ALL TIME IS NOT EQUAL
No, this is not an exact science, nor do most people’s activities break down this way automatically. But it does offer a valuable guide to aim for, and it’s a more concrete reminder of the idea that the Pareto principle suggests more generally: All time is not equally valuable. Three hours of your best time on Tuesday may produce a far greater return than 30 hours spent on the low-value tasks you polished off on Monday, Wednesday, and Thursday.
While C-time (the 20 in the 80/20 rule) can provide you with a great income, you’ll still always have to work exceptionally hard to earn it. And this is the trap that lots of professionals fall into. They try to increase their earnings by cranking out more high-value hours, which usually just leads to more hours overall, even if it also means to more total value. But more hours will only take you so far! The answer lies in A- and B-time.
For me personally, coaching clients–something I do two half-days a week–is C-time. Sure, these eight hours may generate hundreds of thousands of dollars in annual revenue, but I create many times that economic value with my A- and B-time. And I’ve found that my B-time includes giving industry keynotes to large audiences filled with prospective clients, writing books, or developing company systems and staff.

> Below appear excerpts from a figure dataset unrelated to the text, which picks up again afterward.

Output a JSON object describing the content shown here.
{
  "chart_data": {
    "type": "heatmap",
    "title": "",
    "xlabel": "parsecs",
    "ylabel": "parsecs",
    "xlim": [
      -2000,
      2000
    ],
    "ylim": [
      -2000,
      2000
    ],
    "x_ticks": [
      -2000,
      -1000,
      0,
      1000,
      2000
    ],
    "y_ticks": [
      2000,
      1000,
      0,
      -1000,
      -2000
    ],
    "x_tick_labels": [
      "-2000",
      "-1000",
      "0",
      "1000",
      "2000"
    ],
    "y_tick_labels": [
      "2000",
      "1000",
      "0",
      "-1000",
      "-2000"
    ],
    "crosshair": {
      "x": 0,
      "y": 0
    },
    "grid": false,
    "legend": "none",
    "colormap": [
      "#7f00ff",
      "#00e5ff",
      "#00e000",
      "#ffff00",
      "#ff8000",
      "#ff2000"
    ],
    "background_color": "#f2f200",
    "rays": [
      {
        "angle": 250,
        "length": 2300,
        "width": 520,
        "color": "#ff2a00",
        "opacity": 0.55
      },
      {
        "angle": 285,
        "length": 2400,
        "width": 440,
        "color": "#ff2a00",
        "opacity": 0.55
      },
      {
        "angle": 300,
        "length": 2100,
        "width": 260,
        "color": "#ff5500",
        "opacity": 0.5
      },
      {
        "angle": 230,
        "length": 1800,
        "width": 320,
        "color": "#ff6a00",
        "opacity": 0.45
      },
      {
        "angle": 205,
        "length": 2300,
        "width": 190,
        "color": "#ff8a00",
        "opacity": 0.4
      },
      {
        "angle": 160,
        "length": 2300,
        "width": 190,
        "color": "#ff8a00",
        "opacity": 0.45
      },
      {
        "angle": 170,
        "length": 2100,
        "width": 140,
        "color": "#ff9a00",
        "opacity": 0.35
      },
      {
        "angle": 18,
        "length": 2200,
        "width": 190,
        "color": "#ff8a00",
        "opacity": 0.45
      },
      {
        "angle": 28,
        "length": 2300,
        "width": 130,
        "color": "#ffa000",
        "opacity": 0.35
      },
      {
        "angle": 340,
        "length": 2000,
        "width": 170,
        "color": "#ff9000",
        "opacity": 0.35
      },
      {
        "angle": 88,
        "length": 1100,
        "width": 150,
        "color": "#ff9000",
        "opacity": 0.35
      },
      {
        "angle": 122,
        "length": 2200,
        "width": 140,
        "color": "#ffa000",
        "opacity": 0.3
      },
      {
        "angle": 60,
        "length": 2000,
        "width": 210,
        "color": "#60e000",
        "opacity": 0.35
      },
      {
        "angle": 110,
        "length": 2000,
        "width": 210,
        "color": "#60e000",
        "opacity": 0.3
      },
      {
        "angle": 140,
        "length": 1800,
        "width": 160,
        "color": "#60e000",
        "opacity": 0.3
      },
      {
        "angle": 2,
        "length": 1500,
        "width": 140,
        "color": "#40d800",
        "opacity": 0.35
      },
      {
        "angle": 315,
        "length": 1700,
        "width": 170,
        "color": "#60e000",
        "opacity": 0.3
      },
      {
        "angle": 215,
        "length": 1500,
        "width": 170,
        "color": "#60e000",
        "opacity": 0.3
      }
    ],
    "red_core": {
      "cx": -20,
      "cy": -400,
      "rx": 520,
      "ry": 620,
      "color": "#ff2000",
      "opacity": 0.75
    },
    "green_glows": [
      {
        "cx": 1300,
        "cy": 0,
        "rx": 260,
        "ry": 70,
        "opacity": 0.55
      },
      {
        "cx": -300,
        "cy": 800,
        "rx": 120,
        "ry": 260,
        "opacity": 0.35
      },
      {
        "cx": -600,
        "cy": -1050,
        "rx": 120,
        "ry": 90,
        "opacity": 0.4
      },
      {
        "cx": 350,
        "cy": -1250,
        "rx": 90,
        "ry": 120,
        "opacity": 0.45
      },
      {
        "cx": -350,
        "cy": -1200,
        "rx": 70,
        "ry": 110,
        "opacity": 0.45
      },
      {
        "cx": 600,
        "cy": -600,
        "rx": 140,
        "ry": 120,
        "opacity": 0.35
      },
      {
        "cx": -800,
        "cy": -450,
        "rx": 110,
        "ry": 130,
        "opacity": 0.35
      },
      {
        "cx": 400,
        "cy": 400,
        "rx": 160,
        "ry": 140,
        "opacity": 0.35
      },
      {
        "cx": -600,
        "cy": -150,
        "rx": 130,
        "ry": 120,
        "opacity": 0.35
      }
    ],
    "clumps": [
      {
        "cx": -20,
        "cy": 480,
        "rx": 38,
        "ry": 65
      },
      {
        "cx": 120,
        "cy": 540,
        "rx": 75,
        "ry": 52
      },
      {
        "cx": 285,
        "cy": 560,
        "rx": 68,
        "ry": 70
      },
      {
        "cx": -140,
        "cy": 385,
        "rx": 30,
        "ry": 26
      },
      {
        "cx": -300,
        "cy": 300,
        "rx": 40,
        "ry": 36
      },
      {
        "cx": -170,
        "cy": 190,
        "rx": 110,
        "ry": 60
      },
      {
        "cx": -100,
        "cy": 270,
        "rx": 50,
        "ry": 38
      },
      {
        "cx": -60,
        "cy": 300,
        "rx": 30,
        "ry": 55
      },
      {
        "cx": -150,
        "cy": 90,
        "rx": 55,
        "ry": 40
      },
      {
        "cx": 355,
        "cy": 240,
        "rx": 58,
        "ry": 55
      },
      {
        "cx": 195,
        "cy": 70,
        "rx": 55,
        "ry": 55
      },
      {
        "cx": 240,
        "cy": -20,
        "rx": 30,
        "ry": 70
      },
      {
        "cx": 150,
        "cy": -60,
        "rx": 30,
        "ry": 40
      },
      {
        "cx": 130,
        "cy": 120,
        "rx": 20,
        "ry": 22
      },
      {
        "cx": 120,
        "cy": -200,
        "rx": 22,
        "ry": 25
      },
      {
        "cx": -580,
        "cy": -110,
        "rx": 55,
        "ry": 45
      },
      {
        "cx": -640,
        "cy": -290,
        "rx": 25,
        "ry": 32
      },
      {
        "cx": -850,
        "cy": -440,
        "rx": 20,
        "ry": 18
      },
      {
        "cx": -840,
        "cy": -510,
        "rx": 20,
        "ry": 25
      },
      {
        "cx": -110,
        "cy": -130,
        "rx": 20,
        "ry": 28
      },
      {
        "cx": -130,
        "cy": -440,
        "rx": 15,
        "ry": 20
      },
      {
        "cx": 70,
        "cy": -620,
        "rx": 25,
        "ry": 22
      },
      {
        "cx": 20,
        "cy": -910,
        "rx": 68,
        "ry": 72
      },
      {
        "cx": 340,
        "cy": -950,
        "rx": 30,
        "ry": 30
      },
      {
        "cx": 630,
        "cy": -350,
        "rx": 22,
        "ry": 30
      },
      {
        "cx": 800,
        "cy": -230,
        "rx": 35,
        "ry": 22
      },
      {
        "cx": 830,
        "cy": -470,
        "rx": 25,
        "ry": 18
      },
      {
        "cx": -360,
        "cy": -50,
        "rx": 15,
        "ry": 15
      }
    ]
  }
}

These activities take up much less space in an average workweek but produce proportionately much more value. And my A-time activities include making high-level strategic decisions, cultivating key relationships, and developing my leadership team. I could look back at an ordinary workweek and find that I spent only 30 or so minutes doing one of those things and still know that that’s enough.
Generally, your C activities are the things that help you produce, while your A and B activities are usually often things that bring new, profitable business through the door. They’re the strategic decisions that impact where the company (and you!) invests its limited energies and spend time developing the capabilities that keep it competitive.
Lumping all of these activities together into an undifferentiated 20% segment won’t help you manage the time you actually spend on them. But a little back-of-the-envelope math just might.
David Finkel is coauthor of the best-selling Scale: 7 Proven Principles to Grow Your Business and Get Your Life Back.